Hollywood has always been fond of revisiting familiar themes, but the new reboot of Footloose is practically a cinematic clone.

There's an all-new cast, new hip-hopped, country-fried, crunked-up soundtrack tunes, and a couple of minor embellishments, like changing the location from Oklahoma to Georgia. But the characters, the scenes, the dancing, even much of the dialogue-they're all plugged into a rigidly prefabricated storyline that treats its 1984 predecessor more as holy writ instead of perishable Reagan-era cheese.  

In case you're unfamiliar with the premise, it's about a small town where over-zealous city fathers ban lascivious dancing after a car full of tipsy teens perish on the way home from an event where the music was blaring, the bodies were shaking and the beer was flowing.

Three years down the road from the tragic accident, life has moved on. Prohibited from shaking their groove thangs in public, kids have taken dancing underground, where a thriving subculture has created an entire high school of hoofers talented enough to freestyle on "So You Think You Can Dance."

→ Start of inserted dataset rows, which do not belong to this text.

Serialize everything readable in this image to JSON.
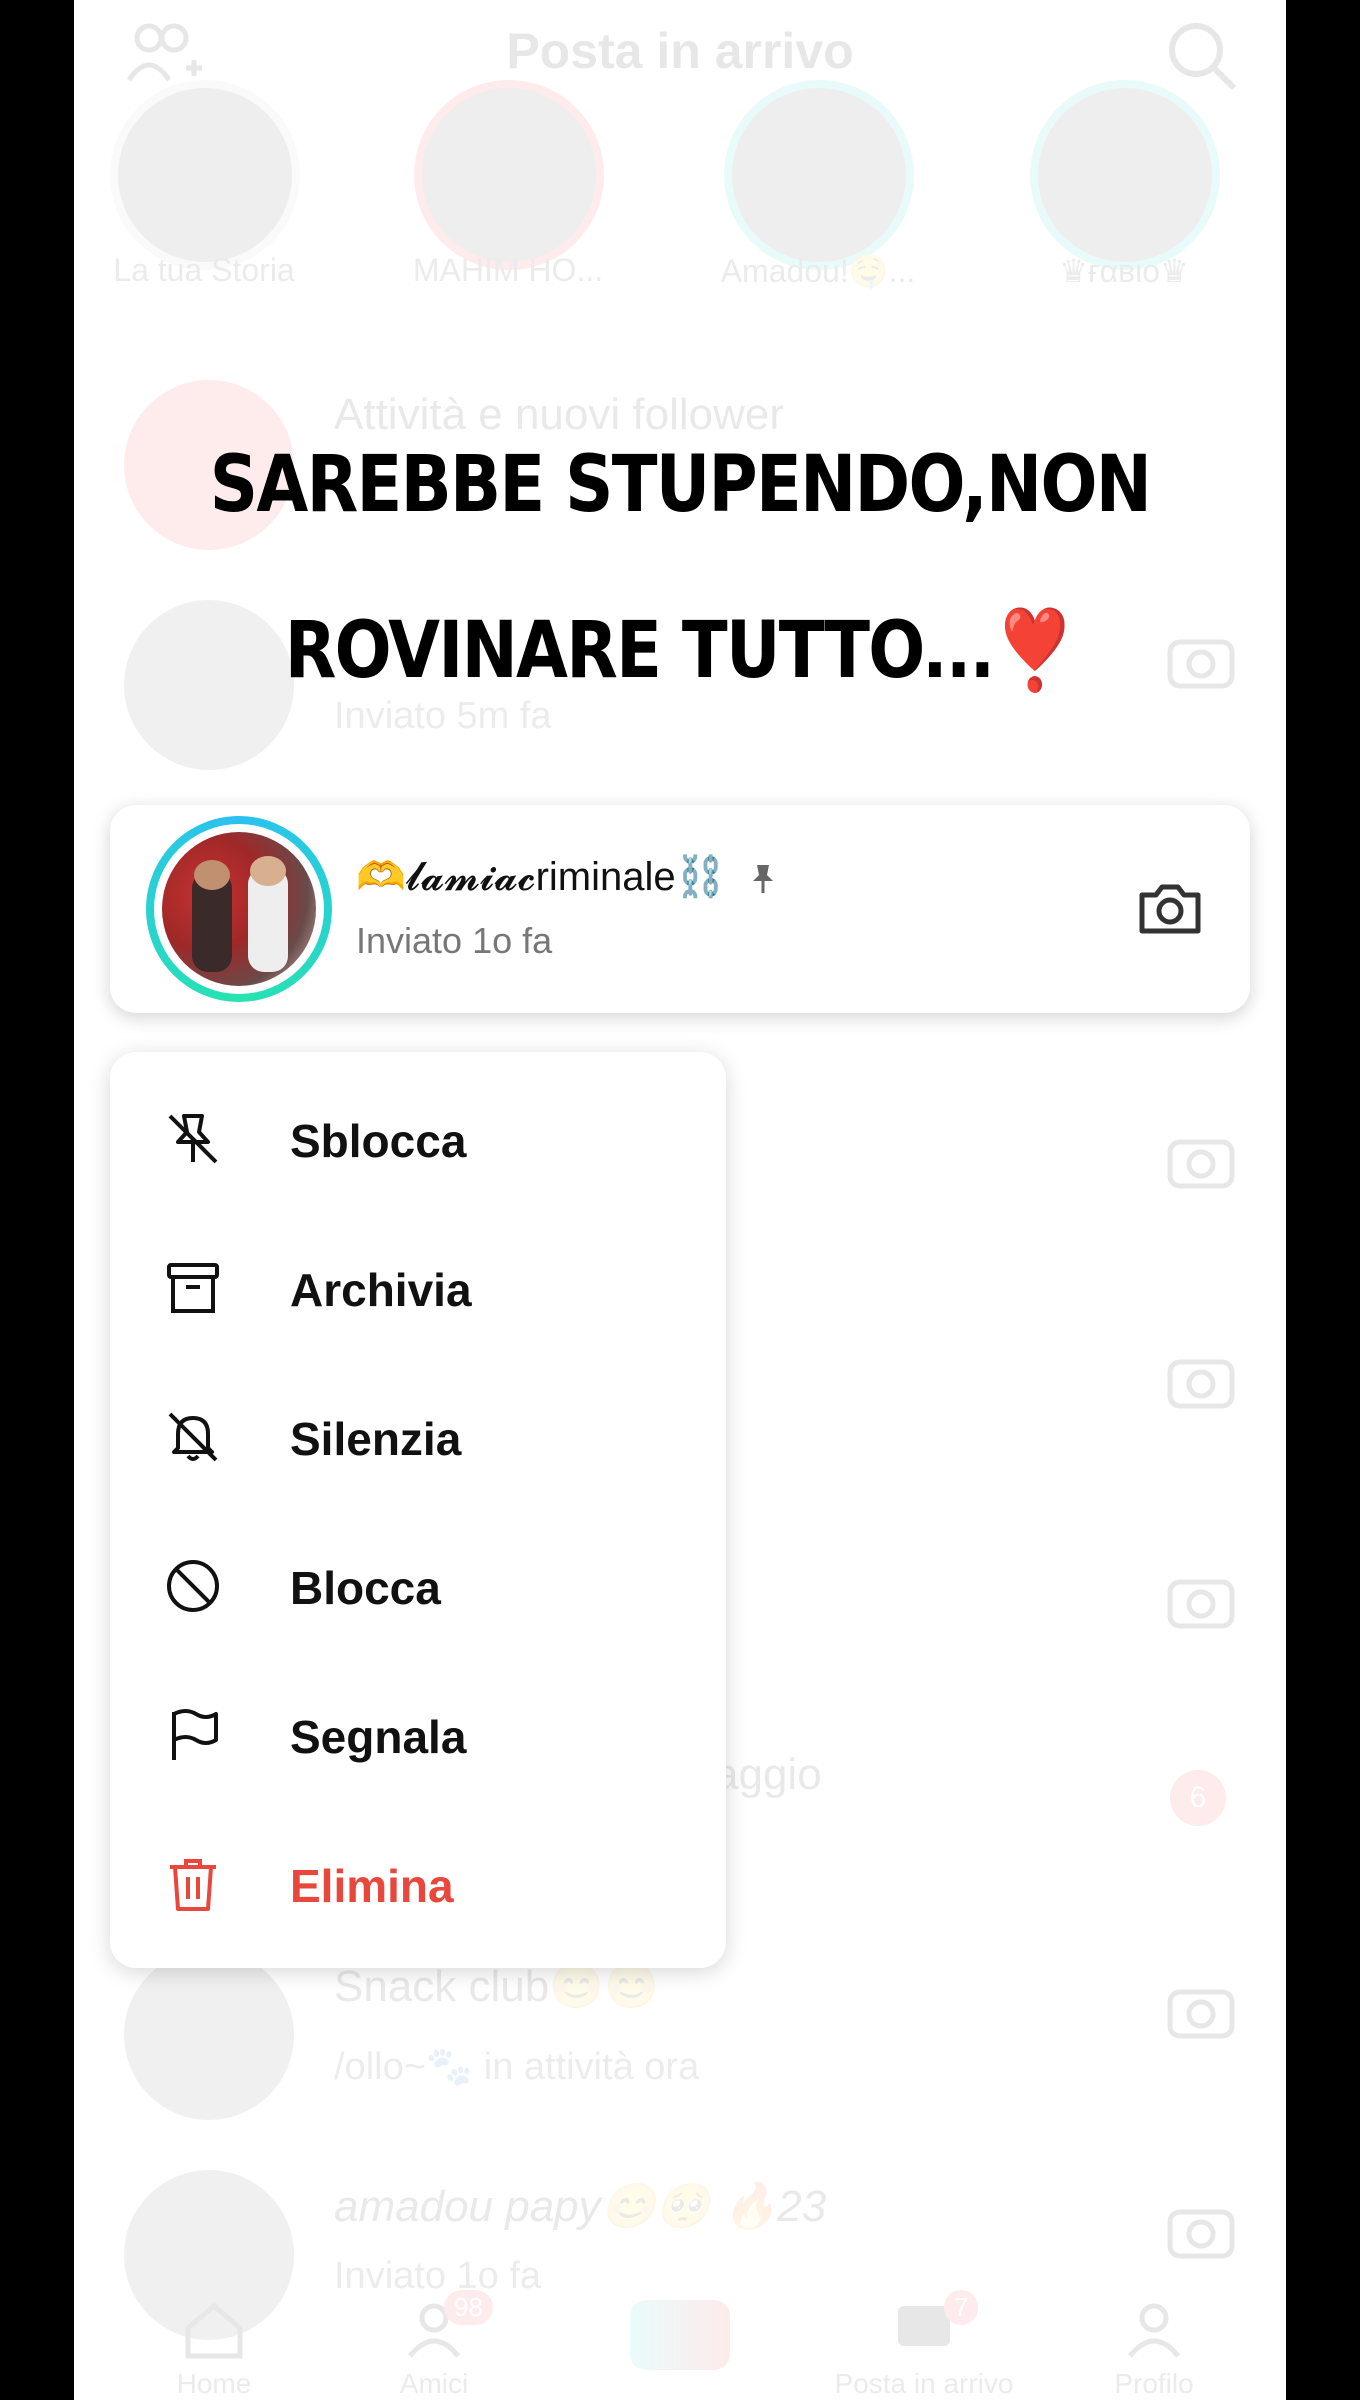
{
  "header": {
    "title": "Posta in arrivo"
  },
  "stories": [
    {
      "name": "La tua Storia"
    },
    {
      "name": "MAHIM HO..."
    },
    {
      "name": "Amadou!🤤..."
    },
    {
      "name": "♛ғαвιо♛"
    }
  ],
  "background_rows": [
    {
      "title": "Attività e nuovi follower",
      "subtitle": ""
    },
    {
      "title": "",
      "subtitle": "Inviato 5m fa"
    },
    {
      "title": "",
      "subtitle": ""
    },
    {
      "title": "",
      "subtitle": ""
    },
    {
      "title": "",
      "subtitle": ""
    },
    {
      "title": "aggio",
      "subtitle": "",
      "badge": "6"
    },
    {
      "title": "Snack club😊😊",
      "subtitle": "/ollo~🐾 in attività ora"
    },
    {
      "title": "amadou papy😊🥺 🔥23",
      "subtitle": "Inviato 1o fa"
    }
  ],
  "overlay_caption": {
    "line1": "SAREBBE STUPENDO,NON",
    "line2": "ROVINARE TUTTO...❣️"
  },
  "pinned_chat": {
    "name": "🫶𝓵𝓪𝓶𝓲𝓪𝓬riminale⛓️",
    "subtitle": "Inviato 1o fa"
  },
  "context_menu": {
    "items": [
      {
        "label": "Sblocca",
        "icon": "unpin-icon"
      },
      {
        "label": "Archivia",
        "icon": "archive-icon"
      },
      {
        "label": "Silenzia",
        "icon": "bell-off-icon"
      },
      {
        "label": "Blocca",
        "icon": "block-icon"
      },
      {
        "label": "Segnala",
        "icon": "flag-icon"
      },
      {
        "label": "Elimina",
        "icon": "trash-icon",
        "color": "#e8473c"
      }
    ]
  },
  "tabbar": {
    "tabs": [
      {
        "label": "Home"
      },
      {
        "label": "Amici",
        "badge": "98"
      },
      {
        "label": ""
      },
      {
        "label": "Posta in arrivo",
        "badge": "7"
      },
      {
        "label": "Profilo"
      }
    ]
  },
  "colors": {
    "danger": "#e8473c",
    "ring_start": "#2ac1f0",
    "ring_end": "#27e3b0"
  }
}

Then a transplanted new kid, Ren (Kenny Wormald stepping into the original Kevin Bacon role), comes to town. Incredulous at the puritanical no-fun zone in which he finds himself landed and stranded, he sparks a boot-scootin' revolution.

Former Dancing With The Stars cast member and country music performer Julianne Hough plays Ariel, the rebellious preacher's kid with a hankering for bad boys. Dennis Quaid is her overprotective, man-of-the-cloth father, whose stand-by-your-man wife (Andie McDowell) calmly suggests he could stand to cut their daughter some slack.

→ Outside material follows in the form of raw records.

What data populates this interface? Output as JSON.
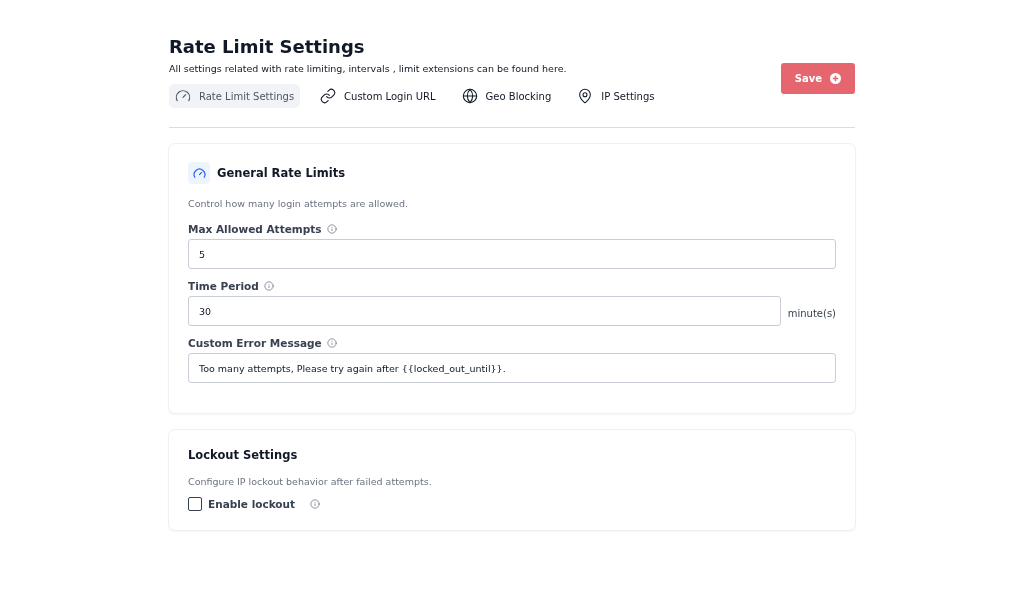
{
  "header": {
    "title": "Rate Limit Settings",
    "description": "All settings related with rate limiting, intervals , limit extensions can be found here."
  },
  "tabs": [
    {
      "label": "Rate Limit Settings",
      "kind": "gauge",
      "selected": true
    },
    {
      "label": "Custom Login URL",
      "kind": "link",
      "selected": false
    },
    {
      "label": "Geo Blocking",
      "kind": "globe",
      "selected": false
    },
    {
      "label": "IP Settings",
      "kind": "pin",
      "selected": false
    }
  ],
  "save_button": {
    "label": "Save"
  },
  "general_card": {
    "title": "General Rate Limits",
    "description": "Control how many login attempts are allowed.",
    "fields": [
      {
        "label": "Max Allowed Attempts",
        "value": "5"
      },
      {
        "label": "Time Period",
        "value": "30",
        "suffix": "minute(s)"
      },
      {
        "label": "Custom Error Message",
        "value": "Too many attempts, Please try again after {{locked_out_until}}."
      }
    ]
  },
  "lockout_card": {
    "title": "Lockout Settings",
    "description": "Configure IP lockout behavior after failed attempts.",
    "checkbox": {
      "label": "Enable lockout",
      "checked": false
    }
  }
}
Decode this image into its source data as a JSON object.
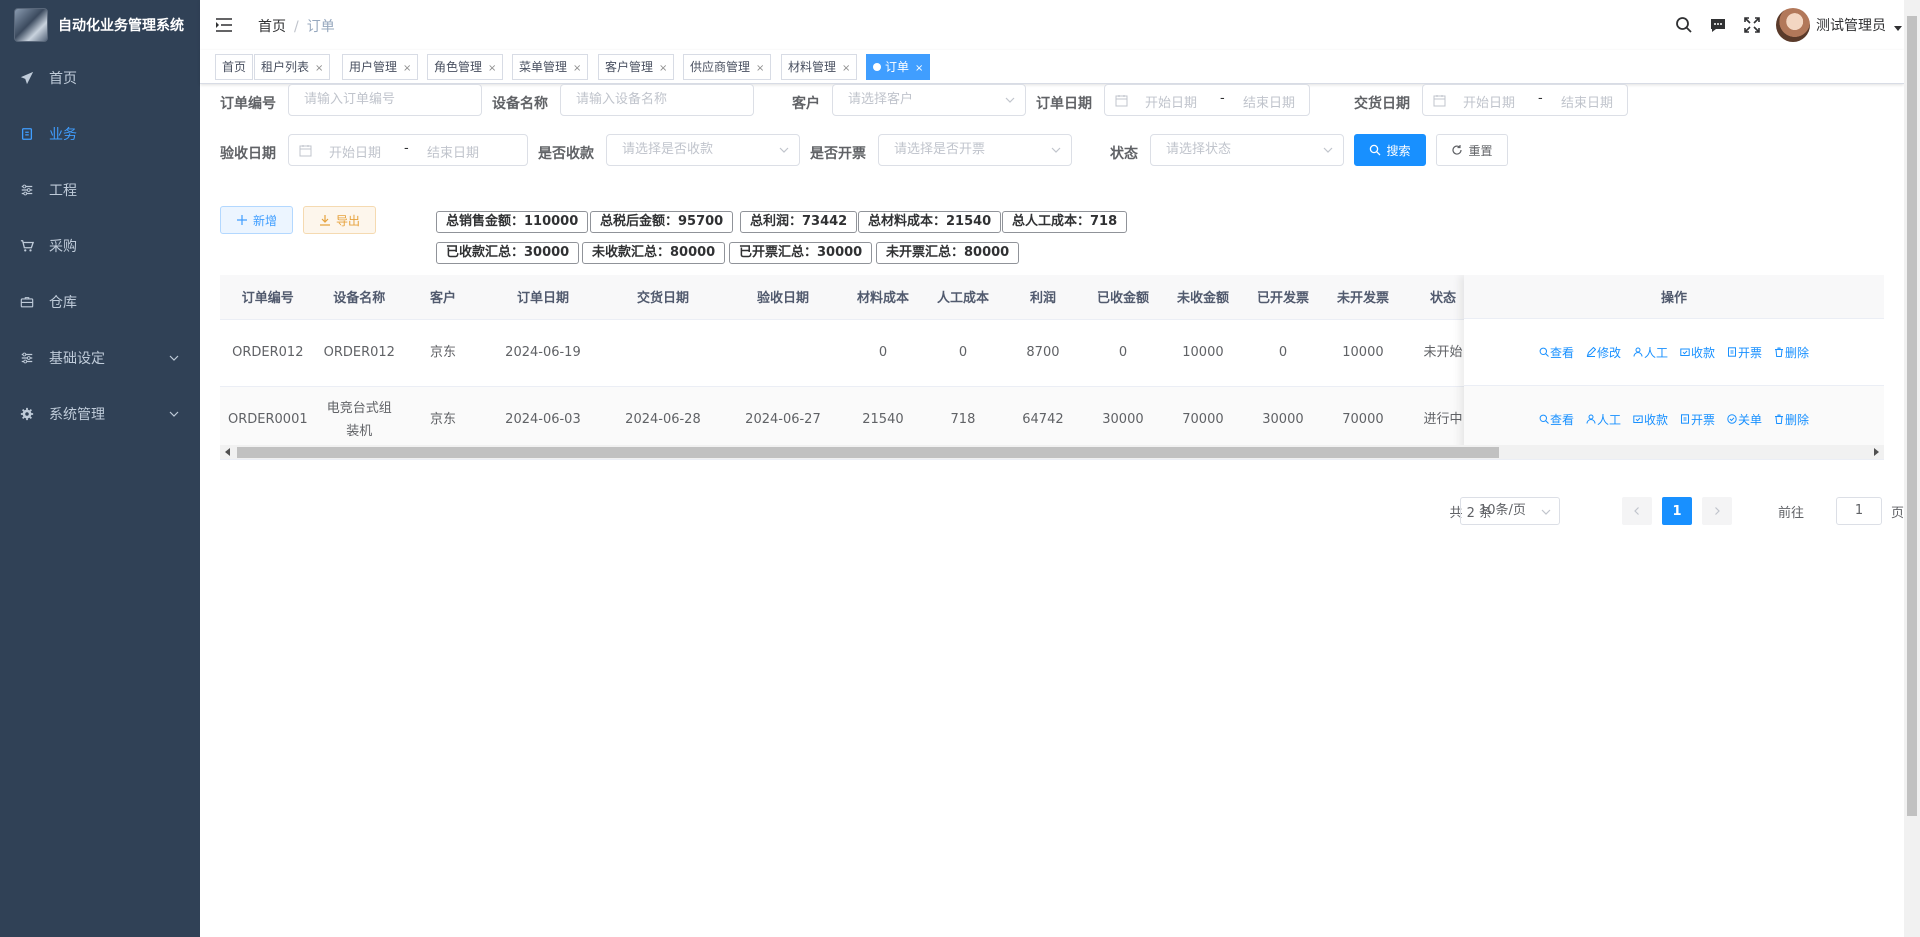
{
  "app": {
    "title": "自动化业务管理系统"
  },
  "sidebar": {
    "items": [
      {
        "label": "首页",
        "icon": "send-icon",
        "active": false
      },
      {
        "label": "业务",
        "icon": "document-icon",
        "active": true
      },
      {
        "label": "工程",
        "icon": "sliders-icon",
        "active": false
      },
      {
        "label": "采购",
        "icon": "cart-icon",
        "active": false
      },
      {
        "label": "仓库",
        "icon": "briefcase-icon",
        "active": false
      },
      {
        "label": "基础设定",
        "icon": "sliders-icon",
        "active": false,
        "expandable": true
      },
      {
        "label": "系统管理",
        "icon": "gear-icon",
        "active": false,
        "expandable": true
      }
    ]
  },
  "header": {
    "breadcrumb": {
      "home": "首页",
      "separator": "/",
      "current": "订单"
    },
    "user_name": "测试管理员"
  },
  "tabs": [
    {
      "label": "首页",
      "closable": false
    },
    {
      "label": "租户列表",
      "closable": true
    },
    {
      "label": "用户管理",
      "closable": true
    },
    {
      "label": "角色管理",
      "closable": true
    },
    {
      "label": "菜单管理",
      "closable": true
    },
    {
      "label": "客户管理",
      "closable": true
    },
    {
      "label": "供应商管理",
      "closable": true
    },
    {
      "label": "材料管理",
      "closable": true
    },
    {
      "label": "订单",
      "closable": true,
      "active": true
    }
  ],
  "filters": {
    "order_no": {
      "label": "订单编号",
      "placeholder": "请输入订单编号"
    },
    "device_name": {
      "label": "设备名称",
      "placeholder": "请输入设备名称"
    },
    "customer": {
      "label": "客户",
      "placeholder": "请选择客户"
    },
    "order_date": {
      "label": "订单日期",
      "start": "开始日期",
      "separator": "-",
      "end": "结束日期"
    },
    "delivery_date": {
      "label": "交货日期",
      "start": "开始日期",
      "separator": "-",
      "end": "结束日期"
    },
    "accept_date": {
      "label": "验收日期",
      "start": "开始日期",
      "separator": "-",
      "end": "结束日期"
    },
    "collected": {
      "label": "是否收款",
      "placeholder": "请选择是否收款"
    },
    "invoiced": {
      "label": "是否开票",
      "placeholder": "请选择是否开票"
    },
    "status": {
      "label": "状态",
      "placeholder": "请选择状态"
    },
    "search_label": "搜索",
    "reset_label": "重置"
  },
  "actions": {
    "add_label": "新增",
    "export_label": "导出"
  },
  "summary": [
    "总销售金额：110000",
    "总税后金额：95700",
    "总利润：73442",
    "总材料成本：21540",
    "总人工成本：718",
    "已收款汇总：30000",
    "未收款汇总：80000",
    "已开票汇总：30000",
    "未开票汇总：80000"
  ],
  "table": {
    "columns": [
      "订单编号",
      "设备名称",
      "客户",
      "订单日期",
      "交货日期",
      "验收日期",
      "材料成本",
      "人工成本",
      "利润",
      "已收金额",
      "未收金额",
      "已开发票",
      "未开发票",
      "状态"
    ],
    "ops_header": "操作",
    "rows": [
      {
        "cells": [
          "ORDER012",
          "ORDER012",
          "京东",
          "2024-06-19",
          "",
          "",
          "0",
          "0",
          "8700",
          "0",
          "10000",
          "0",
          "10000",
          "未开始"
        ],
        "ops": [
          "查看",
          "修改",
          "人工",
          "收款",
          "开票",
          "删除"
        ]
      },
      {
        "cells": [
          "ORDER0001",
          "电竞台式组装机",
          "京东",
          "2024-06-03",
          "2024-06-28",
          "2024-06-27",
          "21540",
          "718",
          "64742",
          "30000",
          "70000",
          "30000",
          "70000",
          "进行中"
        ],
        "ops": [
          "查看",
          "人工",
          "收款",
          "开票",
          "关单",
          "删除"
        ]
      }
    ]
  },
  "pagination": {
    "total_text": "共 2 条",
    "page_size": "10条/页",
    "current_page": "1",
    "goto_prefix": "前往",
    "goto_value": "1",
    "goto_suffix": "页"
  },
  "colors": {
    "sidebar_bg": "#304156",
    "primary": "#1890ff",
    "active_menu": "#409eff"
  }
}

Although this new Footloose is set in a modern world, there's something about it almost bizarrely out of time, out of place and out of sync. It depicts a Southern community where iced tea is served strangely iceless, the local cotton factory doesn't seem to have any technology beyond the Iron Age, and kids take over the drive-in theater (a '50s relic in a 21st century remake of an '80s flick-now there's a doozie of a time-warper) for sweaty, sexy, after-hours dance-offs.

It may be Georgia in 2011, but it seems like another planet.

But none of that will probably matter to the target audience of teens and young adults fuzzy on the details about another movie of the same name, from an era that seems prehistoric to anyone under the age of 25. In both movies, Ren stands before the city council and urges them to lift the ban on dancing, imploring them to break the chains of yesteryear, to give youth back their right to bump and grind.

"This is our time!" he says, his Bostonian "outsider" accent ringing in the Southern ears of what appears to be the entire town turned out for the meeting.

And so it is, as it has ever been, as it always shall be: Every generation has its time…time to cut loose-footloose!